When the workers were hungry they screamed. The sheer distress ricocheted off the walls and into the food stores. The soldiers tore chunks of algae with the blades of their mandibles and shot through the tunnels to the source of the cry.
The parasite infiltrated the body of the worker through its vestibular canal. Then began a gradual progression whose first symptom was a change in voice. The tenor of their communications became hollow and festered with incomprehensible bubbles and blips. The others could not understand the way those tainted frequencies made their sensory rays tinge cold, so they swirled through the tunnels to investigate. The sickness spread quickly until the worms learned to avoid the infected. Some were shunned only because their emissions sounded weak enough that their bodies might have possibly been compromised. These abandoned ones went to the infected for companionship. Between them, they shredded apart masses of algae, sharing sustenance, sharing fates.

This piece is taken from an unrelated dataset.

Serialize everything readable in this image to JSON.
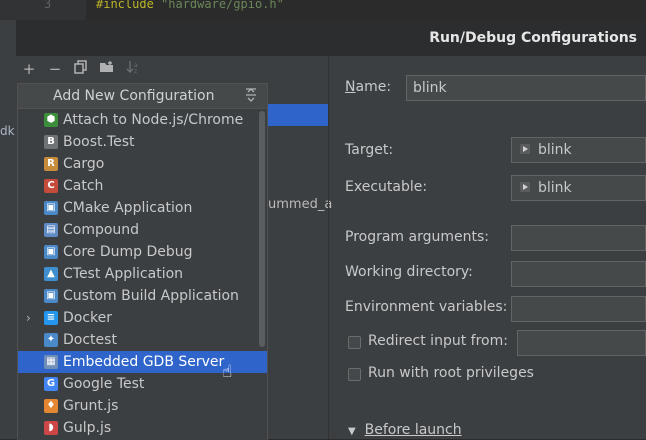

As the parasitism progressed, it sapped the strength of its victims. If they called for help, their screams stretched into thin rasps that alerted the soldiers, who would immediately swarm in and pinch the diseased body at its midline, chitin piercing cuticle, tissue oozing out, jaw squeezing until thrashings became spasms and became still. But most likely, the infected would just keep quiet and die in isolation. Their antennae coiled in dread and unfurled to probe for anyone or anything, tendrils wisping over the grooves in the walls. They just let their body float against the sides of some remote tunnel, open maw, flesh loosening into particulates, dissolving into the sand.
With fewer workers to feed, the queen grew. The cavities within her amplified her song beyond the reaches of her empire. The reverberations slid and sifted the sand. Nothing was left for her to hear, nothing was left for her to eat. She listened, trying to remember the hundreds of tones once harmonized by her workers. The shape of her creation was now shrouded in silence. She pressed against the confines of her chamber, starving in the ruin of a parasite that could not infect her.